For any emerging brand, networking is the centrifuge for opportunity, and Branden Wiles, Hiatus’ COO, spun a network that solidified the company’s reputation in the upper echelon of Baltimore’s foodservice scene, including not only the Preakness Stakes but also the notable Atlas Group, which owns some of the area’s top dining establishments.

“Networks become community for a business,” Wiles said. “When you create community, you gain support. And when you have that, opportunities inevitably come from it. Our relationship with Atlas Group was a direct result of the community we created.”

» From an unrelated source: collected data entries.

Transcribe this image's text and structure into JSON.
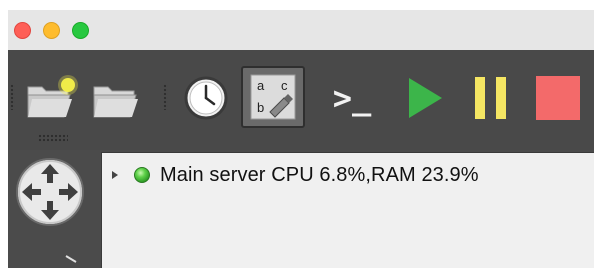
{
  "window": {
    "traffic_lights": [
      "close",
      "minimize",
      "zoom"
    ]
  },
  "toolbar": {
    "tools": [
      {
        "name": "new-project-folder-icon",
        "interactable": true
      },
      {
        "name": "open-folder-icon",
        "interactable": true
      },
      {
        "name": "clock-icon",
        "interactable": true
      },
      {
        "name": "annotate-text-icon",
        "interactable": true,
        "selected": true
      },
      {
        "name": "console-icon",
        "interactable": true
      },
      {
        "name": "play-icon",
        "interactable": true
      },
      {
        "name": "pause-icon",
        "interactable": true
      },
      {
        "name": "stop-icon",
        "interactable": true
      }
    ],
    "console_glyph": ">_",
    "annotate_letters": [
      "a",
      "c",
      "b"
    ],
    "colors": {
      "play": "#3cb54a",
      "pause": "#f5e663",
      "stop": "#f36a6a",
      "new_folder_badge": "#f7f24a"
    }
  },
  "sidebar": {
    "items": [
      {
        "name": "router-icon"
      }
    ]
  },
  "tree": {
    "rows": [
      {
        "label": "Main server CPU 6.8%,RAM 23.9%",
        "status": "running",
        "status_color": "#4cc93b",
        "expanded": false
      }
    ]
  }
}
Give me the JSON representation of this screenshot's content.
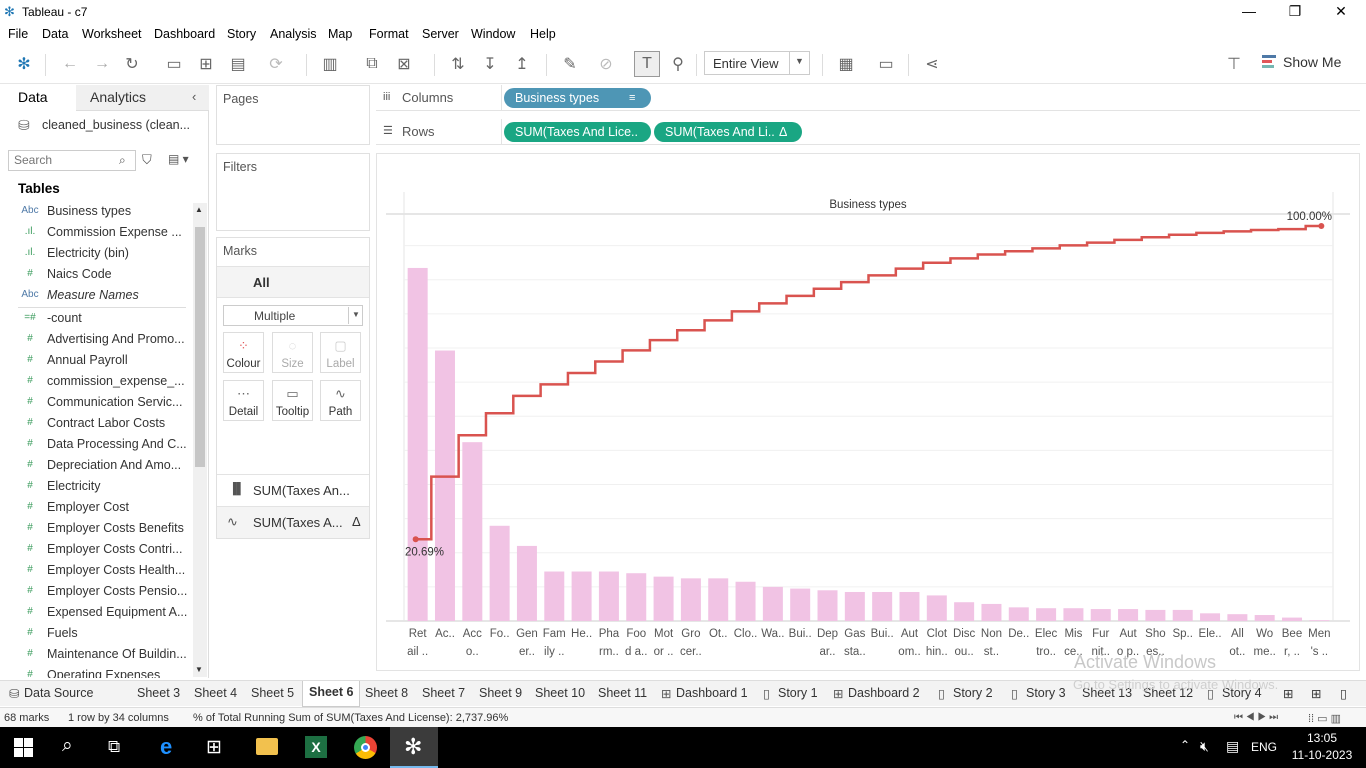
{
  "window": {
    "title": "Tableau - c7"
  },
  "menu": [
    "File",
    "Data",
    "Worksheet",
    "Dashboard",
    "Story",
    "Analysis",
    "Map",
    "Format",
    "Server",
    "Window",
    "Help"
  ],
  "toolbar": {
    "fit": "Entire View",
    "show_me": "Show Me"
  },
  "left": {
    "tabs": [
      "Data",
      "Analytics"
    ],
    "datasource": "cleaned_business (clean...",
    "search_placeholder": "Search",
    "tables_heading": "Tables",
    "fields": [
      {
        "icon": "Abc",
        "label": "Business types",
        "italic": false
      },
      {
        "icon": ".ıl.",
        "label": "Commission Expense ...",
        "italic": false
      },
      {
        "icon": ".ıl.",
        "label": "Electricity (bin)",
        "italic": false
      },
      {
        "icon": "#",
        "label": "Naics Code",
        "italic": false
      },
      {
        "icon": "Abc",
        "label": "Measure Names",
        "italic": true
      },
      {
        "icon": "=#",
        "label": "-count",
        "italic": false
      },
      {
        "icon": "#",
        "label": "Advertising And Promo...",
        "italic": false
      },
      {
        "icon": "#",
        "label": "Annual Payroll",
        "italic": false
      },
      {
        "icon": "#",
        "label": "commission_expense_...",
        "italic": false
      },
      {
        "icon": "#",
        "label": "Communication Servic...",
        "italic": false
      },
      {
        "icon": "#",
        "label": "Contract Labor Costs",
        "italic": false
      },
      {
        "icon": "#",
        "label": "Data Processing And C...",
        "italic": false
      },
      {
        "icon": "#",
        "label": "Depreciation And Amo...",
        "italic": false
      },
      {
        "icon": "#",
        "label": "Electricity",
        "italic": false
      },
      {
        "icon": "#",
        "label": "Employer Cost",
        "italic": false
      },
      {
        "icon": "#",
        "label": "Employer Costs Benefits",
        "italic": false
      },
      {
        "icon": "#",
        "label": "Employer Costs Contri...",
        "italic": false
      },
      {
        "icon": "#",
        "label": "Employer Costs Health...",
        "italic": false
      },
      {
        "icon": "#",
        "label": "Employer Costs Pensio...",
        "italic": false
      },
      {
        "icon": "#",
        "label": "Expensed Equipment A...",
        "italic": false
      },
      {
        "icon": "#",
        "label": "Fuels",
        "italic": false
      },
      {
        "icon": "#",
        "label": "Maintenance Of Buildin...",
        "italic": false
      },
      {
        "icon": "#",
        "label": "Operating Expenses",
        "italic": false
      }
    ]
  },
  "cards": {
    "pages": "Pages",
    "filters": "Filters",
    "marks": "Marks",
    "all": "All",
    "mark_type": "Multiple",
    "buttons": [
      "Colour",
      "Size",
      "Label",
      "Detail",
      "Tooltip",
      "Path"
    ],
    "measure_rows": [
      "SUM(Taxes An...",
      "SUM(Taxes A..."
    ],
    "delta": "Δ"
  },
  "shelves": {
    "columns_label": "Columns",
    "rows_label": "Rows",
    "columns_pill": "Business types",
    "rows_pills": [
      "SUM(Taxes And Lice..",
      "SUM(Taxes And Li.."
    ]
  },
  "chart_data": {
    "type": "bar",
    "title": "Business types",
    "categories": [
      "Ret ail ..",
      "Ac..",
      "Acc o..",
      "Fo..",
      "Gen er..",
      "Fam ily ..",
      "He..",
      "Pha rm..",
      "Foo d a..",
      "Mot or ..",
      "Gro cer..",
      "Ot..",
      "Clo..",
      "Wa..",
      "Bui..",
      "Dep ar..",
      "Gas sta..",
      "Bui..",
      "Aut om..",
      "Clot hin..",
      "Disc ou..",
      "Non st..",
      "De..",
      "Elec tro..",
      "Mis ce..",
      "Fur nit..",
      "Aut o p..",
      "Sho es..",
      "Sp..",
      "Ele..",
      "All ot..",
      "Wo me..",
      "Bee r, ..",
      "Men 's .."
    ],
    "series": [
      {
        "type": "bar",
        "values": [
          20.69,
          15.85,
          10.48,
          5.58,
          4.4,
          2.9,
          2.9,
          2.9,
          2.8,
          2.6,
          2.5,
          2.5,
          2.3,
          2.0,
          1.9,
          1.8,
          1.7,
          1.7,
          1.7,
          1.5,
          1.1,
          1.0,
          0.8,
          0.75,
          0.75,
          0.7,
          0.7,
          0.65,
          0.65,
          0.45,
          0.4,
          0.35,
          0.2,
          0.05
        ]
      },
      {
        "type": "line",
        "values": [
          20.69,
          36.54,
          47.02,
          52.6,
          57.0,
          59.9,
          62.8,
          65.7,
          68.5,
          71.1,
          73.6,
          76.1,
          78.4,
          80.4,
          82.3,
          84.1,
          85.8,
          87.5,
          89.2,
          90.7,
          91.8,
          92.8,
          93.6,
          94.35,
          95.1,
          95.8,
          96.5,
          97.15,
          97.8,
          98.25,
          98.65,
          99.0,
          99.2,
          100.0
        ]
      }
    ],
    "labels": [
      "20.69%",
      "100.00%"
    ],
    "colors": {
      "bar": "#f1c3e4",
      "line": "#d9534f"
    }
  },
  "sheet_tabs": [
    "Data Source",
    "Sheet 3",
    "Sheet 4",
    "Sheet 5",
    "Sheet 6",
    "Sheet 8",
    "Sheet 7",
    "Sheet 9",
    "Sheet 10",
    "Sheet 11",
    "Dashboard 1",
    "Story 1",
    "Dashboard 2",
    "Story 2",
    "Story 3",
    "Sheet 13",
    "Sheet 12",
    "Story 4"
  ],
  "status": {
    "marks": "68 marks",
    "dims": "1 row  by  34 columns",
    "summary": "% of Total Running Sum of SUM(Taxes And License): 2,737.96%"
  },
  "watermark": {
    "line1": "Activate Windows",
    "line2": "Go to Settings to activate Windows."
  },
  "taskbar": {
    "time": "13:05",
    "date": "11-10-2023",
    "lang": "ENG"
  }
}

Local networking can be a tricky proposition. Just as product refinements are made with intention, so are Wiles’ networking efforts. Through a relationship with Cureate, a Baltimore-based non-profit aimed at helping small and marginalized businesses create pathways into the food and beverage supply chain, Hiatus landed contracts with local hospital cafes to sell packaged, branded carryout products. From there, it landed distribution contracts for more foodservice accounts and caught the attention of retailers like Whole Foods Market and Kroger. Ultimately, the business model — and product development strategy — had to make a seismic shift.

A plated experience comes with a totally different set of criteria than a packaged one, but the brand expectations remain the same. That opened the door to what Featherstone called the “second wave” of R&D … and where the CPG journey truly began.

“We focus on density, mouthfeel and flavor in a very deliberate way,” Featherstone said. “Balancing those attributes is critical for a cheesecake to be rich but not heavy, and indulgent but not overwhelming. That’s what makes it versatile enough to be plated in a restaurant, sold by the slice or eaten straight from the package at home.”